Millones de compatriotas nuestros han emigrado a los Estados Unidos. Esto es un dato del tamaño de una casa y la palmaria evidencia de que no encuentran aquí el mejor de los mundos, más allá que los dineros que envían a los familiares que se han quedado en el terruño se hayan vuelto una suerte de logro, extrañísimo en verdad, de doña 4T, y motivo de cacareos oficialistas.
Pero la cosa se remonta a tiempos mucho más lejanos, hay que decirlo: desde el mismísimo momento en que México comenzó su recorrido como nación independiente el asunto se torció a punta de enfrentamientos fratricidas que impidieron, desde sus raíces, la edificación de una gran casa común. Hubo personajes muy oscuros y nefarios. El primero que nos vendría a la mente, a botepronto, es Antonio López de Santa Anna, un sujeto, con todo, aclamado por el pueblo sabio.

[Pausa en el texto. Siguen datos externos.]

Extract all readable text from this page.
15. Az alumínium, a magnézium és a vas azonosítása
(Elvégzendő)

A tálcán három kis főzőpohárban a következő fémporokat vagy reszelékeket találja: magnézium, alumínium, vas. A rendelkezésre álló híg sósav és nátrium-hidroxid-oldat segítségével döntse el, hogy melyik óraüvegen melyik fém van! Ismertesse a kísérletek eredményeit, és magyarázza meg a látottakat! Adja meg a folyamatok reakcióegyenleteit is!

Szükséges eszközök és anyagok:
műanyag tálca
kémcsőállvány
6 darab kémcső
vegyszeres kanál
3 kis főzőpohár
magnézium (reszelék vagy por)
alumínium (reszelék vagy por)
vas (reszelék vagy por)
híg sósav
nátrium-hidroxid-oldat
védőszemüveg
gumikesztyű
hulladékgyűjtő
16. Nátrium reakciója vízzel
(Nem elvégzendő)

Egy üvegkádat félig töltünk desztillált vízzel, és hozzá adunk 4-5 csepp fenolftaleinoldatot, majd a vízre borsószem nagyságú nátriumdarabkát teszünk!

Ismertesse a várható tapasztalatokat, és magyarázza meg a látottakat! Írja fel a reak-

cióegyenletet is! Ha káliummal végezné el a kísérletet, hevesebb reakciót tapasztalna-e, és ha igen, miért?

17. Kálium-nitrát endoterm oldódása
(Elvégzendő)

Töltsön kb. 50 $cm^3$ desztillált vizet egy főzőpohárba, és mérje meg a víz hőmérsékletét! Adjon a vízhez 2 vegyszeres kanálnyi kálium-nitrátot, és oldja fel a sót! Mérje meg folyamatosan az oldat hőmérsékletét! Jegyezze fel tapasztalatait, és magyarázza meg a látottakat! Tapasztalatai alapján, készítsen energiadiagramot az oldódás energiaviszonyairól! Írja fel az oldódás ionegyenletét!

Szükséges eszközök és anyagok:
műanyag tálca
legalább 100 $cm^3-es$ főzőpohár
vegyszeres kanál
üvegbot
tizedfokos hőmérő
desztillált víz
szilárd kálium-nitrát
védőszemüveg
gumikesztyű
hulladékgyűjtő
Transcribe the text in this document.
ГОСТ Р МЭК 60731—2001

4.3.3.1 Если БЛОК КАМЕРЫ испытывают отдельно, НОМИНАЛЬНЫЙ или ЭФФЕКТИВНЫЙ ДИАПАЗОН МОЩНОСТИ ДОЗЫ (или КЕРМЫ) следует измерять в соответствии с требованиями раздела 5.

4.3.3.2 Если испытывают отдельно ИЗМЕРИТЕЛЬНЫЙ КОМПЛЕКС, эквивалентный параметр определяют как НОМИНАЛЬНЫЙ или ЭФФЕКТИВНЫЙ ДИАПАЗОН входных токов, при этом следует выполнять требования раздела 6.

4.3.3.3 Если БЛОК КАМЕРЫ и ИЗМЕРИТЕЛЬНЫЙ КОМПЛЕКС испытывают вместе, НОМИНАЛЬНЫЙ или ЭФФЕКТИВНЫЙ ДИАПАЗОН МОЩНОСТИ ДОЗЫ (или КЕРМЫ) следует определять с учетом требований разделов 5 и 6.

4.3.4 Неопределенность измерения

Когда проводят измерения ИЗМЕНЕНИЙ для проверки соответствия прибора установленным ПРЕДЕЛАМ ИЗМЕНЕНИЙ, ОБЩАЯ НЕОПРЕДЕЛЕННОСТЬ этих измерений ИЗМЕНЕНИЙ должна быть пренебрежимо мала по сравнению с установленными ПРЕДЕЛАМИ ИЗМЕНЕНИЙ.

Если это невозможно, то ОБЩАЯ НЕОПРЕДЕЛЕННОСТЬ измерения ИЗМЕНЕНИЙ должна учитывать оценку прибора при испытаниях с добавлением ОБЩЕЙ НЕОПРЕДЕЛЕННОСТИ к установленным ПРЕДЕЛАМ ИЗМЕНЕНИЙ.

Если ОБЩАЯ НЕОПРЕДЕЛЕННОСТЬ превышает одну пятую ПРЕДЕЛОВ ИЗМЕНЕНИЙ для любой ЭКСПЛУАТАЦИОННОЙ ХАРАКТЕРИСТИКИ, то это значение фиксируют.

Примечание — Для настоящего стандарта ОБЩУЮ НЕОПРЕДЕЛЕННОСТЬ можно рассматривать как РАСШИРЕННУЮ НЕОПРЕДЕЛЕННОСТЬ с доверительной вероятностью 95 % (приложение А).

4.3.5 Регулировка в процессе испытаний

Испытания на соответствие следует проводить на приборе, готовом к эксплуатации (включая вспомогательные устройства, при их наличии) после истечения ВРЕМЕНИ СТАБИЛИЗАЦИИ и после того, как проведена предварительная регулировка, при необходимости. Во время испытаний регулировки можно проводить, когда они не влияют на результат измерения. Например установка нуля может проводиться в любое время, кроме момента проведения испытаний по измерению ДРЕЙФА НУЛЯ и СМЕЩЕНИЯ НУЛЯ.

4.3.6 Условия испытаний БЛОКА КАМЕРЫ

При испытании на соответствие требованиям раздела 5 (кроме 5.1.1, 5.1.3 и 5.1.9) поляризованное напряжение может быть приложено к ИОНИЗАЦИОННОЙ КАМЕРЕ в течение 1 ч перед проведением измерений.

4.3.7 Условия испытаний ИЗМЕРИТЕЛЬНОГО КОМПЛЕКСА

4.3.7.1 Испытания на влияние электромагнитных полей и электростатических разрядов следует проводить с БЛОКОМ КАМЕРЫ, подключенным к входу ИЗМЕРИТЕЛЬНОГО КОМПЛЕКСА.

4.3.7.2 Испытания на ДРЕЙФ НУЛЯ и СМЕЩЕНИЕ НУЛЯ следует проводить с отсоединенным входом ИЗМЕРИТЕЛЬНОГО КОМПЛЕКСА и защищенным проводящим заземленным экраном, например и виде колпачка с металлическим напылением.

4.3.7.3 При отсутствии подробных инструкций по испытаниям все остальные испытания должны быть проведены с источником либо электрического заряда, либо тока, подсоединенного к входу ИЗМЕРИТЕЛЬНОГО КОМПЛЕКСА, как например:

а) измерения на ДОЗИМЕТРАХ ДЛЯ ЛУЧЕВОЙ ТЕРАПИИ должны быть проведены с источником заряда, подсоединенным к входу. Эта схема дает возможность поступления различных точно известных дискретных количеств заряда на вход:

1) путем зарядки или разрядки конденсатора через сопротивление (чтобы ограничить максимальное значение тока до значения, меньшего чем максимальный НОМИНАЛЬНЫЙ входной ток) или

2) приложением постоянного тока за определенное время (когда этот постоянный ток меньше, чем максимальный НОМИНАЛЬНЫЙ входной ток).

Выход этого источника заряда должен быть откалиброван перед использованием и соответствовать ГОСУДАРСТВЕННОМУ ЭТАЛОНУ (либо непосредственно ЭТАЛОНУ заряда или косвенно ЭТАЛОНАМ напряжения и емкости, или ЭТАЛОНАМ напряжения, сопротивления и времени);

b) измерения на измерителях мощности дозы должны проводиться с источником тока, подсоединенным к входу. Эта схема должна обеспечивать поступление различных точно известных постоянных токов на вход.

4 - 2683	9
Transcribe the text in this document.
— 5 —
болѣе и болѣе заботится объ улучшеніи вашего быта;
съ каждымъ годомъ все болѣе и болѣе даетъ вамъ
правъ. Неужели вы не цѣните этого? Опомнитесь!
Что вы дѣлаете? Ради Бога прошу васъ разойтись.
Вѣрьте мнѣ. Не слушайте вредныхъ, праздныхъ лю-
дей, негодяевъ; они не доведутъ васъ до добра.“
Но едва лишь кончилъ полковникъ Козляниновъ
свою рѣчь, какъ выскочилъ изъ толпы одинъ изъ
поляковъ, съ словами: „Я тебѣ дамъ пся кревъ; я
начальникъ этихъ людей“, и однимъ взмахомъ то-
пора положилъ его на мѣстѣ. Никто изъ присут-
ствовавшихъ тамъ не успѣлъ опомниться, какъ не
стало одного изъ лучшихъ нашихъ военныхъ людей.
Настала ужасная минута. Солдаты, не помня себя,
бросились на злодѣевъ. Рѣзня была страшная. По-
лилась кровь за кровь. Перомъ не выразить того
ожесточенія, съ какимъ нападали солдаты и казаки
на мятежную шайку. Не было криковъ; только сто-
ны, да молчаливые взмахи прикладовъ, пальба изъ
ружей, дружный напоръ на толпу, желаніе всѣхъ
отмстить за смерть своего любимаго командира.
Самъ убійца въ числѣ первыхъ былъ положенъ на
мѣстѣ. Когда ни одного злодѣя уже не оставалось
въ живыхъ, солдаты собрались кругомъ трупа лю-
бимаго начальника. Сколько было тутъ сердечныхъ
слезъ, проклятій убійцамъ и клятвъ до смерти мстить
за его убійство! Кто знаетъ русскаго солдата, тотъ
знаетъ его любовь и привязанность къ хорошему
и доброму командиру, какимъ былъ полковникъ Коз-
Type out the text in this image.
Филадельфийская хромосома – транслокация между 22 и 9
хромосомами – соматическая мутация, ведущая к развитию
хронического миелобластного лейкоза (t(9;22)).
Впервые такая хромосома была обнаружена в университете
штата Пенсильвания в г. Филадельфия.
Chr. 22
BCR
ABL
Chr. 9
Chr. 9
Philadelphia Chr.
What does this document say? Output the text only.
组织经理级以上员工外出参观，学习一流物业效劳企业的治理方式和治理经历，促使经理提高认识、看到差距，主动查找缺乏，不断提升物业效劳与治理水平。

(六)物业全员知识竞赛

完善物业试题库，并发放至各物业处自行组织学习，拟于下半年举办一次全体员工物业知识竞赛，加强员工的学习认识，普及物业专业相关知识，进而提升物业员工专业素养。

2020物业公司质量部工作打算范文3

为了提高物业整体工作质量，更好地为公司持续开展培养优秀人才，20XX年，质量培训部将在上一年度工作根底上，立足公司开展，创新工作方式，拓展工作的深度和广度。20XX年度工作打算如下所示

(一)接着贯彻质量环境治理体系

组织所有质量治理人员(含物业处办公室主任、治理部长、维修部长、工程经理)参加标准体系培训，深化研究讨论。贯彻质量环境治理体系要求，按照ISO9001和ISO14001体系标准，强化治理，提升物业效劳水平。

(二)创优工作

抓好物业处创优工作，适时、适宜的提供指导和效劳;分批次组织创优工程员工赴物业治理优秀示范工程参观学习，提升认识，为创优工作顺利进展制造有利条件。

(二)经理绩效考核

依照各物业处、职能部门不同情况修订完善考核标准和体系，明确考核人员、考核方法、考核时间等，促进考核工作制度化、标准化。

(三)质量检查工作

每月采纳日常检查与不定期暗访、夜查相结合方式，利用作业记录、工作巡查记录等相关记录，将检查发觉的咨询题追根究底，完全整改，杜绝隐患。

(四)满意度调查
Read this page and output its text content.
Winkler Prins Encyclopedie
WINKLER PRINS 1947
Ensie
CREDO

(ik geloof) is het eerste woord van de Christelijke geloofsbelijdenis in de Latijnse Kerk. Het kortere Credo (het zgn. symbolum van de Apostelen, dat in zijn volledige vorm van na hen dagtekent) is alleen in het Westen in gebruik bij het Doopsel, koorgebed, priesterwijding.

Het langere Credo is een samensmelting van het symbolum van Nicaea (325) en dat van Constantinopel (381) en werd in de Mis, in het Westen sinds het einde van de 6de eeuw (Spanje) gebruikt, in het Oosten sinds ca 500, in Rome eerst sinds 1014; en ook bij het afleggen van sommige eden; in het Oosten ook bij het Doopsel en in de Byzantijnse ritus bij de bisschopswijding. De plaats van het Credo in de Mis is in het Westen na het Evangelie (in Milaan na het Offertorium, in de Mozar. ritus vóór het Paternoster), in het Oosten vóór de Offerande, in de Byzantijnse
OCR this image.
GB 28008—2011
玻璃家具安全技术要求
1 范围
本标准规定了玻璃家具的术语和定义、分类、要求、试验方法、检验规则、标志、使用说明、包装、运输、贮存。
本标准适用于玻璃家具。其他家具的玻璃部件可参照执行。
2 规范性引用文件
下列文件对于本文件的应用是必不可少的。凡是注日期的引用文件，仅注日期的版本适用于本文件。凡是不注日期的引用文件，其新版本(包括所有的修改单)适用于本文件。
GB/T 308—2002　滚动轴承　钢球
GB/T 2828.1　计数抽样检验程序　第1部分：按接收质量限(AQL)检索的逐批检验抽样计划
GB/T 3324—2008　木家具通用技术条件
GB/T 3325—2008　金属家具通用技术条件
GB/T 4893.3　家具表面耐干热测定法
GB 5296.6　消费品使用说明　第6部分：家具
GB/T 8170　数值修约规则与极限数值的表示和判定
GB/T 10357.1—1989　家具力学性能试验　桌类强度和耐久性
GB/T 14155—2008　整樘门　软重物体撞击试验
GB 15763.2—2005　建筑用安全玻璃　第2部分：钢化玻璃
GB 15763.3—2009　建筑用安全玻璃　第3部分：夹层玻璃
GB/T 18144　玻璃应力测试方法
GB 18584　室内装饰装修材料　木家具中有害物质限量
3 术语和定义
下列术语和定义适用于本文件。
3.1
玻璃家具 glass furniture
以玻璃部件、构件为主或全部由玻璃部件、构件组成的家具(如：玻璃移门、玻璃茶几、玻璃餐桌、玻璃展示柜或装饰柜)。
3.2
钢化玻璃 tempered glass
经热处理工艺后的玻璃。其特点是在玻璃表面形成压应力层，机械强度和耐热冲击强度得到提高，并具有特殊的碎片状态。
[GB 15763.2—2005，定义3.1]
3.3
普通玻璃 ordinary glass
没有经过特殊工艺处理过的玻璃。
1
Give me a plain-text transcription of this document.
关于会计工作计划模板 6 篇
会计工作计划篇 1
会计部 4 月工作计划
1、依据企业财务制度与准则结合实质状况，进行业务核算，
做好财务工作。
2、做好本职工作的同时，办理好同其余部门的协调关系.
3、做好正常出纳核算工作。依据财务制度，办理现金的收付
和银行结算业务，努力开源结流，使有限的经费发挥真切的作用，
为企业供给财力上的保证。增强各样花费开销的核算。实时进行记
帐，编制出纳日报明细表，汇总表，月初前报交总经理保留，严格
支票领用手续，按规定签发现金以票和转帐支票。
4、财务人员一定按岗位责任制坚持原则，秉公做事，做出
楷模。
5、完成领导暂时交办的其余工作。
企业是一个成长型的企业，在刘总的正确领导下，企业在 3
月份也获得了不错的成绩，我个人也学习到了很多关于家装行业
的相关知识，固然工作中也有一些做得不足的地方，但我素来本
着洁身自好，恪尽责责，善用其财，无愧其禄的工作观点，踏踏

Luego tuvimos una catastrófica revolución que no hizo más que sembrar muerte y destrucción, llevando a México a retroceder décadas enteras, pero que sigue siendo el gran altar de la demagogia nacional y el crisol que nutre todavía el populismo que nos azota.
Hay entes públicos que son tan indiscutiblemente revolucionarios que necesitan de extremos cuidados, o dicho de manera más concreta, de ingentes recursos para preservar su prístina naturaleza idiosincrática. Venerables símbolos identitarios, en momento alguno se ha planteado que adquieran una condición más terrenal porque va de por medio la madre de todos los principios patrios, a saber, la mentada “soberanía”, principio y fin del paraíso nacional.
Estamos hablando de Pemex, naturalmente, una corporación, ya en los hechos, tan poco soberana que es la petrolera más endeudada de todo el mundo, o sea, que pertenece de facto a sus acreedores.
Justamente, en esa tierra prometida a la que se van tantos y tantos connacionales, el tema de ser soberanos no parece preocuparles tanto: las empresas que explotan el oro negro que yace en las profundidades de sus territorios no son administradas por papá Gobierno ni tampoco propiedad del Estado. Las poseen accionistas privados y, miren, no pasa nada.
La decisión de tirar una millonada en un barril sin fondo no es una mera extravagancia sino algo mucho más dañino en tanto que desestima lo que es verdaderamente importante en un país: imaginen ustedes esos recursos gastados en tener espléndidas escuelas para nuestros niños. Ahí sí que seríamos gloriosamente soberanos, señoras y señores.